O Guia Michelin e o Gambrinus

Quem criou o Guia Michelin estava preocupado com o facto deste conteúdo ser relevante para os consumidores de pneus, em vez de lhes impingir publicidade sobre pneus na qual não estavam interessados.

Nas últimas semanas, muito se falou do Guia Michelin e das novas estrelas que os cozinheiros portugueses (perdão, “chefs”!) conquistaram. Foram 26 galardões e o melhor resultado de sempre. A opinião pública dividiu-se entre aqueles que como o José António Saraiva acham que o guia “é um insulto à nossa cozinha” e os que acham que aqueles que pensam como o José António Saraiva são uns parolos.

Este é o tipo de discussão em que não sei que partido tomar. Quem me conhece sabe bem que deliro com o arroz de cabrito do Gambrinus, com a mesma felicidade e entusiasmo com que me deixo levar pelas mãos de um qualquer artesão da “nouvelle cousine”. No fundo sou um bom garfo, no corpo e está visto que também na mente.

A única coisa que me podia deixar verdadeiramente incomodado era se um destes dias o Gambrinus visse a sua existência ameaçada porque de repente toda gente se tinha virado para os novos “chefs”. Até lá não tomo partido, até porque guardo uma frase que um publicitário muito melhor sucedido que eu me disse um dia: “para ir ao Gambrinus é preciso perceber as várias camadas de verniz que aquelas mesas têm”. Tenho para comigo que se não é para todos, então é porque é bom.

Mas o objetivo desta crónica não é falar sobre comida. Mas antes sobre o mais belo, duradouro e bem-sucedido caso de branded content da publicidade mundial.

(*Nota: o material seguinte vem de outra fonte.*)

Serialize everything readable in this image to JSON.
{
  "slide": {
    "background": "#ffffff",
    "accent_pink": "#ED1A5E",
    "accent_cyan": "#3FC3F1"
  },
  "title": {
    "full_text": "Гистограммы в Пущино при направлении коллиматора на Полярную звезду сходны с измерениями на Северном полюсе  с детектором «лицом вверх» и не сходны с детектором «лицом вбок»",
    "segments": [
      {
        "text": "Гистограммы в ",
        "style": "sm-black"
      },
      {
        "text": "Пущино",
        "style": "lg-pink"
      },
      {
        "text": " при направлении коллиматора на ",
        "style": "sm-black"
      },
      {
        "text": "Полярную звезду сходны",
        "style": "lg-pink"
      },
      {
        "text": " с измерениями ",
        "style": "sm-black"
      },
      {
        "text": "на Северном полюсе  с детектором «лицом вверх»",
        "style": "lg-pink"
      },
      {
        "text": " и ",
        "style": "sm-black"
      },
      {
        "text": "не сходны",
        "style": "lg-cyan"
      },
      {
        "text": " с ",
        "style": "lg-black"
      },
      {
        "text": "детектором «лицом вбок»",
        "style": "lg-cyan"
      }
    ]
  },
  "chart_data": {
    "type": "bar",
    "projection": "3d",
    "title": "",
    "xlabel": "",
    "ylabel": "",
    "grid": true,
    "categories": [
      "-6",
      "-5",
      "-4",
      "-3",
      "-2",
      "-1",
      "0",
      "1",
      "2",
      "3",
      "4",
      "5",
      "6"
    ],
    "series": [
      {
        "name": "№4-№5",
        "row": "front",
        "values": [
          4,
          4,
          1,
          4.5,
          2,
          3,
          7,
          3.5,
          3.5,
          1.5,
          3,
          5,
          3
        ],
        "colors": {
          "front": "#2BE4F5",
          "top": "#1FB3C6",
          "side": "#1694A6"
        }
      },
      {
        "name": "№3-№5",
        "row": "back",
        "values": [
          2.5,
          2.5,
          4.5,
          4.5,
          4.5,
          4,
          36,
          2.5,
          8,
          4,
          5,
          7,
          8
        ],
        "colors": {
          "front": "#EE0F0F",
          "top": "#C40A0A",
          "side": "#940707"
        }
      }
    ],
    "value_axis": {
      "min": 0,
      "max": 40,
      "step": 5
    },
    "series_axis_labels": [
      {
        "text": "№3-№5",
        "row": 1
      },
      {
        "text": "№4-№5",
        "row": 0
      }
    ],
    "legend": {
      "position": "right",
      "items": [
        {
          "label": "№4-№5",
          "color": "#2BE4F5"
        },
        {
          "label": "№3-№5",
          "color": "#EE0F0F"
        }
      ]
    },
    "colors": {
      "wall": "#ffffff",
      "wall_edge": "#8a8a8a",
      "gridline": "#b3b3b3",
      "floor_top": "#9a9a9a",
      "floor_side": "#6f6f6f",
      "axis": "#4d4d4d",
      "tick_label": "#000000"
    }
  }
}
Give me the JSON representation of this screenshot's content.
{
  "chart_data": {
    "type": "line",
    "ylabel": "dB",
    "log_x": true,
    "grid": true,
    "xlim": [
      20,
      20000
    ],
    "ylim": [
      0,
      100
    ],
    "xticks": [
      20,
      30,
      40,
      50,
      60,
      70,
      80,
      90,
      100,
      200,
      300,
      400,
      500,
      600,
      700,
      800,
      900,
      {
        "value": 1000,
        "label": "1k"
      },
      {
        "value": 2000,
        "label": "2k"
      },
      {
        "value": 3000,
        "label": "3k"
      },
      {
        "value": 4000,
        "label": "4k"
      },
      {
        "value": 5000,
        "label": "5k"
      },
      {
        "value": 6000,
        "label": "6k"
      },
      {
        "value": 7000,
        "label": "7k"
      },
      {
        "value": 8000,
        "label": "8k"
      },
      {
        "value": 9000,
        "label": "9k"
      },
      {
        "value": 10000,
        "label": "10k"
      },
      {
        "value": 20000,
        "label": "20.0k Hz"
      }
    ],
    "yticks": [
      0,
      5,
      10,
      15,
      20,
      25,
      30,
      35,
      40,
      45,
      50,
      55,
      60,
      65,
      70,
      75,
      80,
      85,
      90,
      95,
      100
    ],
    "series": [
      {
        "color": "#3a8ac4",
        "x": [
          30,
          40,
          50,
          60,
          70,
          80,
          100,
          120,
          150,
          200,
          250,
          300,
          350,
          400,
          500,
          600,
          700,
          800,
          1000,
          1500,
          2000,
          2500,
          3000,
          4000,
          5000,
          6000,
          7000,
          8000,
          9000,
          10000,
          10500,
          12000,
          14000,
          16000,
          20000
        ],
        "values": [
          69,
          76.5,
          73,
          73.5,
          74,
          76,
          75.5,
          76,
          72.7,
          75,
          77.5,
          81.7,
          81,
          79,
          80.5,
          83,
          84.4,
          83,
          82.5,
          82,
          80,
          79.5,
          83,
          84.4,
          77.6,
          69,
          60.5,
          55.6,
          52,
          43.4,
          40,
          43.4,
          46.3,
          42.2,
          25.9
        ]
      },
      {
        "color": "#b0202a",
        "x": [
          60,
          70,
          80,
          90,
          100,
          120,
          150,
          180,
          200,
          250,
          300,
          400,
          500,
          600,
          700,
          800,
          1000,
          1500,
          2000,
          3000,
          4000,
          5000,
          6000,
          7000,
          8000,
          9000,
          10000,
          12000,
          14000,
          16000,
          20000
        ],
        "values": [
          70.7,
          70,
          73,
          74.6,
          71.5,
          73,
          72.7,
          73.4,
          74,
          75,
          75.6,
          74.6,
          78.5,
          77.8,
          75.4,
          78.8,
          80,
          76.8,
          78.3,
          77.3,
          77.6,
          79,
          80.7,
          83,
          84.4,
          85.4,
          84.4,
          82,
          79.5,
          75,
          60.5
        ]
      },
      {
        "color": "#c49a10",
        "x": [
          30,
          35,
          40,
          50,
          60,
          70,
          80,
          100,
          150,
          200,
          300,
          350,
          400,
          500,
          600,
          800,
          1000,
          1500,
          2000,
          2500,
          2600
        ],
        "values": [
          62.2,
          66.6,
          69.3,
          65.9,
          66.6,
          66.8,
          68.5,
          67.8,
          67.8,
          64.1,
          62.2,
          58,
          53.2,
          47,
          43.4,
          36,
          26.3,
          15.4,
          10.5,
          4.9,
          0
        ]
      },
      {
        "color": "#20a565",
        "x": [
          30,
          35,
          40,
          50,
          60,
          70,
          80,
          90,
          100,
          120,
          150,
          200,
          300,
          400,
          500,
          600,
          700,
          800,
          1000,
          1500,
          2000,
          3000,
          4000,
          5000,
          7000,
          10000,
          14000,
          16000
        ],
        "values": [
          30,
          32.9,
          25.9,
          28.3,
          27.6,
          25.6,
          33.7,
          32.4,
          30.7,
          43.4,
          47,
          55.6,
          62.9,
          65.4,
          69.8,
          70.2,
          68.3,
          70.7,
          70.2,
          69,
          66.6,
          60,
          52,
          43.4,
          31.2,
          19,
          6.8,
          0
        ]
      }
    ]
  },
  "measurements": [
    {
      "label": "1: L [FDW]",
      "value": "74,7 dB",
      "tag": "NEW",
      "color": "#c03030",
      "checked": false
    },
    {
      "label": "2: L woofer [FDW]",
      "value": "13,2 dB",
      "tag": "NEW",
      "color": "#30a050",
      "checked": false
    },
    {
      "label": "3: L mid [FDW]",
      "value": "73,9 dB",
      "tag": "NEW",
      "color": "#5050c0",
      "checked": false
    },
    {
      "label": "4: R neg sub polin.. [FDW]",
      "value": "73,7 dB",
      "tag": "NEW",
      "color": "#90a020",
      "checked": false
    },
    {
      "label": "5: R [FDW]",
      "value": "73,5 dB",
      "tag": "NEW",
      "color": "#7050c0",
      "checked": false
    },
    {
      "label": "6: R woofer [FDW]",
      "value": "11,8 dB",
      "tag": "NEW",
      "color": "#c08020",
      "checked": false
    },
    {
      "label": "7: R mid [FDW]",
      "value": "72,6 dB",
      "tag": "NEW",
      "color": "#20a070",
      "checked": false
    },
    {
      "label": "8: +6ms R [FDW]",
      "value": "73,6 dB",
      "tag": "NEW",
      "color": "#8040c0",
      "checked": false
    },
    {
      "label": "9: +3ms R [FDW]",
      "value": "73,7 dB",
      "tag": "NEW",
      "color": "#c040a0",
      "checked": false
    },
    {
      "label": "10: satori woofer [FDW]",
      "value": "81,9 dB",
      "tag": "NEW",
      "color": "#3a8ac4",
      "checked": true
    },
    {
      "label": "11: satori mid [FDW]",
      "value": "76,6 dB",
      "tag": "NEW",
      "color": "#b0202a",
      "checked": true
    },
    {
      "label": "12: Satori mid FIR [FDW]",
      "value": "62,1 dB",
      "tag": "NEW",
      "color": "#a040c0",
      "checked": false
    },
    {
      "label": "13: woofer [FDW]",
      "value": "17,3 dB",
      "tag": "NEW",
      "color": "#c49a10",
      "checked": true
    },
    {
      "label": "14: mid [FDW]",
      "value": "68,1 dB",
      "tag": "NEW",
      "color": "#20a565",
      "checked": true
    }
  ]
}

Um guia de restaurantes para camionistas, que evoluiu para se tornar a bíblia da gastronomia mundial. Uma distinção pela qual milhares de profissionais trabalham todos os dias e um livro de uma marca de pneus que “foodies” (hipsters com jeito para fotografar comida) compram religiosamente todos os anos.

Num país em que infelizmente ainda há mais product placement (produtos metidos à patada em novelas) do que verdadeiro branded content, todos devíamos reflectir sobre este fenómeno.

Mas afinal qual será a chave deste sucesso? Parece-me óbvio: esta é uma boa peça de conteúdo de marca, altamente bem direcionada ao seu público e onde não sei impinge o produto que tentamos vender. Ou seja, quem criou o Guia Michelin estava preocupado com o facto de este conteúdo ser relevante para os consumidores de pneus, em vez de se preocupar em comprar a atenção dos consumidores de pneus, impingindo-lhes publicidade sobre pneus que eles não estavam interessados em ver.

Muitas vezes quando pensamos em branded content pensamos em filmes – deixem-me dizer-vos que esta lógica não podia estar mais errada. Num mundo em que tudo é entretenimento, toda a publicidade pode ser transformada também em bom conteúdo de marca. O que realmente menos importa neste processo é o meio que utilizamos para comunicar com a nossa audiência: branded content pode ser um jogo, um filme, um programa de rádio, uma coluna no ECO, um livro, uma peça de teatro e tudo aquilo que nos consiga entreter.

Por exemplo, caso sejam pessoas atentas devem ter reparado que até agora referi-me três vezes (com esta quatro) ao Gambrinus, meti-o no título da crónica e ainda elogiei o seu arroz de cabrito. Isto num jornal lido por target que vai ao Gambrinus e sobre um tema (Guia Michelin) que faz sentido para esta audiência. Não sendo esta crónica um grande exemplo de branded content, já me faz certamente merecer um belo de um Crepe Suzzete da próxima vez que lá for.